Geni Eng is a co-director of the Community Health Scholars post-doctoral program. She teaches community organization; cross-cultural aspects of health education practices; community diagnosis; and health issues relevant to women, ethnic minorities, and developing nations. Her current research projects apply community-based research principles to the design and evaluation of lay health advisor interventions and look at the influence of sociocultural factors on STD’s and early detection of breast cancer.”
Dr. Eng was born on a Chinese vegetable truck farm family and spent her childhood in Jacksonville, Florida. After majoring in French in university, she joined the Peace Corps in Togo, West Africa, where she worked in public health for six years. She also met her husband in Togo, and they both came to UNC for graduate school; they have been settled here since then.
She has been conducting CBPR for nearly 40 years with populations of color in rural areas of the South. Some examples of her work are dealing with pesticide exposure among migrant farm workers, HIV and other sexually transmitted diseases among Latino men who have sex with men, and inequities in cardiovascular disease and breast cancer care among African American women.

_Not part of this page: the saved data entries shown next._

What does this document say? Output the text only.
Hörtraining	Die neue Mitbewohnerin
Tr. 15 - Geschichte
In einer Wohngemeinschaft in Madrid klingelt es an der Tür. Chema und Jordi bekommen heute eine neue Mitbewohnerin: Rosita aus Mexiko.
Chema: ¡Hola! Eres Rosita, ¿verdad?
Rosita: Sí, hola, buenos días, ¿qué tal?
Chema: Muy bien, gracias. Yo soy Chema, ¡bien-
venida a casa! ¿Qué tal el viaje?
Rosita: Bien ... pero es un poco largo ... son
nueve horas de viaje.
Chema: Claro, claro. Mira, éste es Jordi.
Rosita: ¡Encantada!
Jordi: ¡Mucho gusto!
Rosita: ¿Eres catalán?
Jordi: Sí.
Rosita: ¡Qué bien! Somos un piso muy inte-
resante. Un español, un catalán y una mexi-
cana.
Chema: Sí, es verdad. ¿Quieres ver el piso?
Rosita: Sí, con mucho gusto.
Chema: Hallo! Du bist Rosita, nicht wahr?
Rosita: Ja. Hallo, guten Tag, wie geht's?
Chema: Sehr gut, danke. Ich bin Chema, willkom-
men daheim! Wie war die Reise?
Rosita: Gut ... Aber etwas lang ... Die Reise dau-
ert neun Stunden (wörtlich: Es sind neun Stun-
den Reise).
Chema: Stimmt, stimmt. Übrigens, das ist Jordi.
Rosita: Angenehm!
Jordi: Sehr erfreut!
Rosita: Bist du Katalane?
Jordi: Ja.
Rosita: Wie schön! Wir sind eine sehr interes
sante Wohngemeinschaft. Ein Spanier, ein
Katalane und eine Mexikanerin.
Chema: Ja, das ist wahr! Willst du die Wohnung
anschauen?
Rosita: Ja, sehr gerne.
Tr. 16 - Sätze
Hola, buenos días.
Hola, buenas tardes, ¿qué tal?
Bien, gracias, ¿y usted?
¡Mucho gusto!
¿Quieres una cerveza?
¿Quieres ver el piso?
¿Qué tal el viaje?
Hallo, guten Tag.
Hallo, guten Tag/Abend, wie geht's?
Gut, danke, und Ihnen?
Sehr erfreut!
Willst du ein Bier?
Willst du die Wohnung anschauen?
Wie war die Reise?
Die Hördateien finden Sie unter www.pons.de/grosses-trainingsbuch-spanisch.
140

For the first 20 years, she focused on the lay health advisory intervention, which is a strength-based approach to build on the naturally healthy networks of historically vulnerable communities to engage in all processes of research. However, for the last 20 years, the unresponsiveness of the health-care system, especially to people of color, led her to focus on anti-racism systems change interventions. She is one of the founding members of the Greensboro Health Disparities Collaborative, which has been working together for the past 18 years. She teaches courses in the Master of Public Heath, Health Equity, Social Justice and Human Rights Concentration, including “Leading for racial equity: Examining structural issues of race and class” and “Community competence, participation, and power: Community based participatory research and the photo voice methodology.”
“I found that it’s very important to improve the capacity and strength of communities and build on their talents and gifts to increase access to health care, to prevent diseases and illness. But at the same time, what I found is that the health care system is not always responsive. In fact, it’s never been really responsive to people of color.”